Dass hierzulande Leute gerne solche Spiele zocken oder wie Hr. Luibl kritische Anmerkungen dazu verfassen, ist für diese Verhältnisse dort sowas von nebensächlich, da Joe Sixpack sich nicht darum kümmert, was irgendwo im Ausland toll oder mies gefunden wird. Joe Sixpack möchte seine Army heldenhaft feiern und das bekommt er auch. Erst wenn er das ausdrücklich nicht mehr möchte und MW17 ein gnadenloser Flopp wird, erst dann werden Activison und Co. sich was anderes überlegen. Nicht vorher.
Jaja, die typische deutsche Arroganz. Die Amerikaner sind schließlich allesamt doof, primitiv und kriegstreiberisch. Kapieren nichts, und sind einfach nicht wie wir schlauen deutschen in der lage, die Dinge zu "durchschauen"...
Irgendwie echt modern diese Ansicht, aber auch reichlich abgehoben.
Was ist daran merkwürdig, dass ein Entwickler aus einem Land, der vorallem seine eigene Bevölkerung anpeilt, bei einem realistischen Kriegsszenario fast immer die eigene Seite bevorzugt und darstellt? Das ist doch total normal und verständlich.
Ein wenig Anspruch könnte diesen Spielen nicht schaden, das ist wahr. Aber um eine möglichst breite Zielgruppe zu erreichen, machts mans eben lieber anspruchslos.
Das ist kein amerikanisches Phänomen übrigens.
Masakado hat geschrieben:
Das Ziel in einem Anti-Kriegs-Shooter darf nicht das Töten der Gegner, sondern sollte, meiner Meinung nach, die Entwaffnung der Feinde sein. (Sowie heil und je nach Story siegreich in die Heimat zurückzukehren)
Fürs Töten fände ich eine indirekte Bestrafung, in Form von Karma und Konzentrationsverlust gut geeignet.
Wie soll das Spiel denn heißen? Call of Suicide? Medal of idiots? (bezogen nciht auf dich, sondern auf Soldaten die so vorgehen)

Nimm es mir nicht übel, aber wie realistisch ist das denn, in den KRIEG zu ziehen, daber aber nicht zu töten? Wasch mich, aber mach mich nicht nass?
Was aber in deine Richtung geht, und was ich gut fände, wäre das Folgende:
Du gehst in den Einsatz, diverse Missionen, manchmal auch ohne echten Feindkontakt. Auch stressige Situationen, Abdrücken oder nicht, evtl. Zivilisten im Weg usw. usf.
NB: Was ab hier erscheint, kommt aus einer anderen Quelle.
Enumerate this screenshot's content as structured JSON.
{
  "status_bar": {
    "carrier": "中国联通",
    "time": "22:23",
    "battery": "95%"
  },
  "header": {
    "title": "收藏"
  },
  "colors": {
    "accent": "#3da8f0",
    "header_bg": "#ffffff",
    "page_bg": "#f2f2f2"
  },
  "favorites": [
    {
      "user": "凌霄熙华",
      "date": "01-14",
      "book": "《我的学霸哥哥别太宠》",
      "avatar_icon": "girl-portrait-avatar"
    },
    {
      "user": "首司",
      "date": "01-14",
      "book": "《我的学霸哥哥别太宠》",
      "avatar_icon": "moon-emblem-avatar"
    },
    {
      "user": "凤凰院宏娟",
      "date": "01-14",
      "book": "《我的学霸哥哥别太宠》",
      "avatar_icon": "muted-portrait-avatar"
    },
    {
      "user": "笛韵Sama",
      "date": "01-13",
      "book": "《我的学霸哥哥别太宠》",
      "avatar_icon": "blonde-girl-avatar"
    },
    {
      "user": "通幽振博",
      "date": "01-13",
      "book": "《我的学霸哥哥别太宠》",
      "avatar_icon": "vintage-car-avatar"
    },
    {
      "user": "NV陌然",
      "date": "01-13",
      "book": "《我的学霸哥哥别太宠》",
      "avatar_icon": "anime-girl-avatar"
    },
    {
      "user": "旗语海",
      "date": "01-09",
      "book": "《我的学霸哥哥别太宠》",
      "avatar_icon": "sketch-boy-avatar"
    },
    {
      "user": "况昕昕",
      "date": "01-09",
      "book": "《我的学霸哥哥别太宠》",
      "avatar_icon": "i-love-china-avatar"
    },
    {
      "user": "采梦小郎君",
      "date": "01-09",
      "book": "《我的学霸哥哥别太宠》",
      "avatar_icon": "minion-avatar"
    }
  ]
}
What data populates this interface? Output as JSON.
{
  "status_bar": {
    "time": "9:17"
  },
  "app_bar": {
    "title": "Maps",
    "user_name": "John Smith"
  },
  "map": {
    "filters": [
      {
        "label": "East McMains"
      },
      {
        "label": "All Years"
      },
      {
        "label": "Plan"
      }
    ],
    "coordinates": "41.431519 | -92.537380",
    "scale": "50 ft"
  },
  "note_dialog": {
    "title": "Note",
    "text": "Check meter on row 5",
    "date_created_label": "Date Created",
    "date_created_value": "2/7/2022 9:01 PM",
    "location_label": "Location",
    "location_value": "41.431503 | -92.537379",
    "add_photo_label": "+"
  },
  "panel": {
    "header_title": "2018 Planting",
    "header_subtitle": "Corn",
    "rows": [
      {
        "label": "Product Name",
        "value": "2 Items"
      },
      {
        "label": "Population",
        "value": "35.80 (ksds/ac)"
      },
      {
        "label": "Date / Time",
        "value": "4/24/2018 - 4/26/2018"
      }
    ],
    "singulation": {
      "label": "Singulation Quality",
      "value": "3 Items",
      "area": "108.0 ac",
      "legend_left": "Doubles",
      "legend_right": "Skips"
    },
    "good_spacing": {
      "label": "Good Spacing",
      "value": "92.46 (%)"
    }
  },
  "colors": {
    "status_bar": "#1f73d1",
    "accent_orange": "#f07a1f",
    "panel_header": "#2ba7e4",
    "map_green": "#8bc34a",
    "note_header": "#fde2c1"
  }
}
Manchmal evtl schwierige oder nahezu unmöglich korrekt zu lösende Situationen.
Vielleicht kriegst du auch ein Kriegsverbrechen deiner eigenen Seite mit.
Je nachdem, wie kaltblütig du dich dabei verhältst, was du tust, modifiziert es das Ende. Von einem Heimkehrer, der sich einigermaßen wieder integriert über den Säufer, Psychopathen oder den Selbstmörder.
Nicht die Zahl der Toten oder so sollte entscheiden. Im Krieg wird nunmal getötet. Aber ich würde diskriminieren nach den Situationen, in denen zur Waffe gegriffen wird und ob dein Charackter dieses Verhalten in der Situation vor sich selbst verantworten kann. Man sollte die Rolle bedenken, in der man sich befindet.